450 Lexington Avenue

New York, NY 10017

August 2, 2021

Bank of America Corporation

100 North Tryon Street

Charlotte, NC 28255

Ladies and Gentlemen:

We have acted as tax counsel for Bank of America Corporation (the “Company”) in connection with the preparation and filing of a registration statement on Form S-3, File No. 333-257399 (the “Registration Statement”), including a form of prospectus dated August 2, 2021, for the purpose of registering under the Securities Act of 1933, as amended (the “Securities Act”), the issuance from time to time of the Company’s Debt Securities, Warrants, Units, Purchase Contracts, Preferred Stock, Depositary Shares and Common Stock (collectively, the “Securities” and such prospectus, the “Prospectus”), and a form of prospectus dated August 2, 2021, for the purpose of registering under the Securities Act, the issuance from time to time of the Company’s InterNotes® (the “Notes” and such prospectus, the “InterNotes Prospectus,” and together with the Prospectus, the “Prospectuses”).
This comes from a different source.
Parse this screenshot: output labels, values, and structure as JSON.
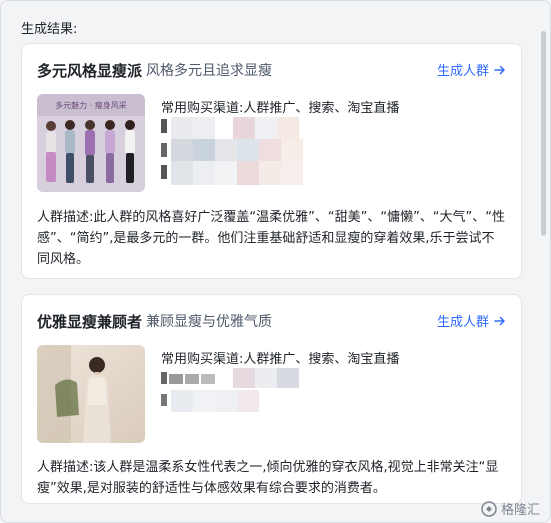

The Prospectuses referenced above forms a part of, and this opinion is filed as an exhibit to, the Registration Statement. As tax counsel to the Company, we hereby confirm to you that the discussion set forth under the heading “U.S. Federal Income Tax Considerations” in the Prospectus and the discussion set forth under the heading “Tax Consequences to U.S. Holders” in the InterNotes Prospectus are each our opinion, subject to the qualifications and limitations set forth therein.

We hereby consent to the filing of this opinion as an exhibit to the Registration Statement and to the reference to us under the heading “U.S. Federal Income Tax Considerations” in the Prospectus and under the heading “Tax Consequences to U.S. Holders” in the InterNotes Prospectus. In addition, if a prospectus supplement or a pricing supplement relating to the offer and sale of any particular Security or Note is prepared and filed by the Company with the Securities and Exchange Commission on a future date and the prospectus supplement or pricing supplement, as applicable, contains our opinion and a reference to us, this consent shall apply to our opinion and the reference to us in substantially such form. The issuance of such consent does not concede that we are an “Expert” for the purposes of the Securities Act.